Even though the vector space where the measure is intended to exist is larger than $\ell^2$. One cannot know in advance what the translation invariance is going to mean.

 

[Hurkyl]

Your statement is logically true, but that is a big "if". The Wikipedia article contains some suspicious property demands about properties that I dont' really see any reason to demand.

The reasons seemed fairly clear to me.

We insist that the measure is translation invariant, because translations are an isomorphism of (the affine space corresponding to) R^N.

We insist the measure is nonzero, beacuse otherwise it can't tell us anything at all.

We insist that there exists a nonempty open set of finite measure, because otherwise the measure cannot tell us anything interesting about open sets, which play a central role in topology and analysis.

And these three qualities are enough to arrive at the contradiction.


Your goal seems to be to find some sort of "natural" measure on R^N, and there's nothing wrong with trying to do that. But I really and truly don't understand your fixation on the adjective "Lesbegue-like".

but I have now replaced this hope with a new one, which is this:

$$m_{\mathbb{N}}(x+X) = m_{\mathbb{N}}(X),\quad\quad\forall \;x\in\ell^2\subset \mathbb{R}^{\mathbb{N}}$$

How does that change anything? Restricted to $\ell^2$, you have a translation-invariant measure, and you're right back to square 1.

 

[jostpuur]

We insist that there exists a nonempty open set of finite measure, because otherwise the measure cannot tell us anything interesting about open sets, which play a central role in topology and analysis.

I am mostly interested in finding the natural measure to the vector space $\mathbb{R}^{\mathbb{N}}$, and there is no immediate reason to equip it with any particular topology. So the search for the measure cannot begin with properties of open sets. It could be good idea to ask what kind topology would make the measure $dm_{\mathbb{N}}$ a Borel measure, after the measure is found.

Do you notice that there is no objective mathematical claim that we would disagree about? In particular, I am not contradicting any theorems mentioned in the Wikipedia article.

Perhaps I should start proving stuff, and then post the theory to the independent research forum? It looks like the brainstorming is done.
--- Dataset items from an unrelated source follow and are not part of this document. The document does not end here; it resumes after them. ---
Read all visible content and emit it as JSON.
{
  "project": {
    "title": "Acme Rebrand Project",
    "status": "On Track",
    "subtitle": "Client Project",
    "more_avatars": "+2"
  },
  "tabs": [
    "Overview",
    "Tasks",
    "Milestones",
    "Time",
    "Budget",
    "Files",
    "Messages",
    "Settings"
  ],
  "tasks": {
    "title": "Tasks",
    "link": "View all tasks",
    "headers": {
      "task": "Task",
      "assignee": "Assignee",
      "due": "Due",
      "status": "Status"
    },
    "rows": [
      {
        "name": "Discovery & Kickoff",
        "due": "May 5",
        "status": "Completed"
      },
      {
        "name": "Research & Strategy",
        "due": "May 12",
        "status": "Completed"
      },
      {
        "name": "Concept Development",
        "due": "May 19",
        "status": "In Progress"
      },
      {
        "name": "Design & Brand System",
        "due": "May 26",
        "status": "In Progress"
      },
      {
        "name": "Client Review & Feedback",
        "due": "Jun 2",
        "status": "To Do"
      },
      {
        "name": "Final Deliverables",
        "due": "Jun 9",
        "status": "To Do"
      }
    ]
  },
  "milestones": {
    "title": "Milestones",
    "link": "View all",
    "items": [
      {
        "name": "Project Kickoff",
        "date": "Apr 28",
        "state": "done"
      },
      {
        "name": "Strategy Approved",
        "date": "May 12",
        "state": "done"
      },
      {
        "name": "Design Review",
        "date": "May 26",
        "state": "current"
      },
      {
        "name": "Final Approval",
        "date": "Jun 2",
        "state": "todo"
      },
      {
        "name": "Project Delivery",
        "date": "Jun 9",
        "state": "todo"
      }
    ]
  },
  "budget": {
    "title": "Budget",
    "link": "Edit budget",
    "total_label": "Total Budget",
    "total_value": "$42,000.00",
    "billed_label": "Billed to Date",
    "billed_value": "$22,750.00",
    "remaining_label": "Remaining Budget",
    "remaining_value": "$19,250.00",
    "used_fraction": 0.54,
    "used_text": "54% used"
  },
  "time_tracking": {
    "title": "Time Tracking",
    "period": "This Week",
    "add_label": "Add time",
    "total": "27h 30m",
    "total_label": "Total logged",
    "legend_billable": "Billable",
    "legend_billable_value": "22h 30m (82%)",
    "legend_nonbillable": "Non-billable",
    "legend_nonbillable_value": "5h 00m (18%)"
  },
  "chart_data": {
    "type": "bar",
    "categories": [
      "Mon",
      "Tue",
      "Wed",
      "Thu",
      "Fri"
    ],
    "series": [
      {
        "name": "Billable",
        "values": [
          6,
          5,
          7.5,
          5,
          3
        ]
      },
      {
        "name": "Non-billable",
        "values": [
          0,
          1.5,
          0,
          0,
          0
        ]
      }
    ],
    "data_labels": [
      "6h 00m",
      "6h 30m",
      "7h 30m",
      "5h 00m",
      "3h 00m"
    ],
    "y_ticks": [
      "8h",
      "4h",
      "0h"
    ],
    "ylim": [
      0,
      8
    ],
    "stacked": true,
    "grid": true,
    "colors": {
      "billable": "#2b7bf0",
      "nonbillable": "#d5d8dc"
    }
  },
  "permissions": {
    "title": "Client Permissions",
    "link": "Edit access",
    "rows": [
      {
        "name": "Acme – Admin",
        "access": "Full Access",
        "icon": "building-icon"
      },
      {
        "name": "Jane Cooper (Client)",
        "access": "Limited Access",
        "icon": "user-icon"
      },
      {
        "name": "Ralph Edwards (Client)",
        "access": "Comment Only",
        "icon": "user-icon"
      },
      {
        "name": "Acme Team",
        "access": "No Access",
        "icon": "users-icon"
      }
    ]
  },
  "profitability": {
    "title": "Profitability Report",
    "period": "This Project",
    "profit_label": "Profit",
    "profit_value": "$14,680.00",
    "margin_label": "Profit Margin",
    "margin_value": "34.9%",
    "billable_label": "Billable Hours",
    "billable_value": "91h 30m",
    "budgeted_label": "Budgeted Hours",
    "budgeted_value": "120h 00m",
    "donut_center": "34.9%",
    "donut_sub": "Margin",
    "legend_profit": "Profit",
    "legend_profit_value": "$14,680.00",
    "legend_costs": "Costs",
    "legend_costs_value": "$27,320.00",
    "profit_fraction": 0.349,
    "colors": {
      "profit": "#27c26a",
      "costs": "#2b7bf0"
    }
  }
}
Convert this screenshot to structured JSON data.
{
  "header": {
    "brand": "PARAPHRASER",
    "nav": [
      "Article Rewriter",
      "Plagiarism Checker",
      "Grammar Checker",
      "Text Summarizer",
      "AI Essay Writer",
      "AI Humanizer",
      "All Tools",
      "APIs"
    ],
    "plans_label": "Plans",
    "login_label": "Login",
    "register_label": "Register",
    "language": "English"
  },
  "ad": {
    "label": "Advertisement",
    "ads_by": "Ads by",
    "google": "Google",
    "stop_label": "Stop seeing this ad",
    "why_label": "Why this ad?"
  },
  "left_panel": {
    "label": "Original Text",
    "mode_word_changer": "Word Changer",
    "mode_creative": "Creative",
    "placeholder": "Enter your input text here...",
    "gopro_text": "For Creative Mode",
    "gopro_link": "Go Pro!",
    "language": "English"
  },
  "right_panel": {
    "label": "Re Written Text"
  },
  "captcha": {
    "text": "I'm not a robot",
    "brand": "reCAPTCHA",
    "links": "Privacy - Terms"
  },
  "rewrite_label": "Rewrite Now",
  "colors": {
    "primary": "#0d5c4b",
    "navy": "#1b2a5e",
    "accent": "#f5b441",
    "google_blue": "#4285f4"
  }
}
The last change I would make to the construction is that the cube $[0,1]^{\mathbb{N}}\subset\mathbb{R}^{\mathbb{N}}$ would be replaced with a cube $[-\frac{1}{2},\frac{1}{2}]^{\mathbb{N}}\subset\mathbb{R}^{\mathbb{N}}$ so that the origo gets to the center of this all.

 

[zetafunction]

Interesting problem

physicists solve it using a Gaussian Measure or a Delta (infinite) measure,

the problem of 'infinite measure' is important because if solved it could provide a tool to compute Functional integrals and hence propagators and physical quantitites

 

[gel]

I think if you find a translation invariant measure $\mu$ on R^N which is finite on some open set then $\mu_\lamba(S)\equiv\mu(\lambda S)$ will give you an uncountable collection of non-equivalent measures (over $\lambda>0$). Also, you can add $\mu(LS)$ for linear operators L. So, if there's one then there's a lot of them.

 

[gel]

Rather than just construct some fairly arbitrary measure, it would be better if you could show that it is the unique measure satisfying some useful or interesting properties. Or, if not unique, then classify all measures satisfying whatever property you come up with.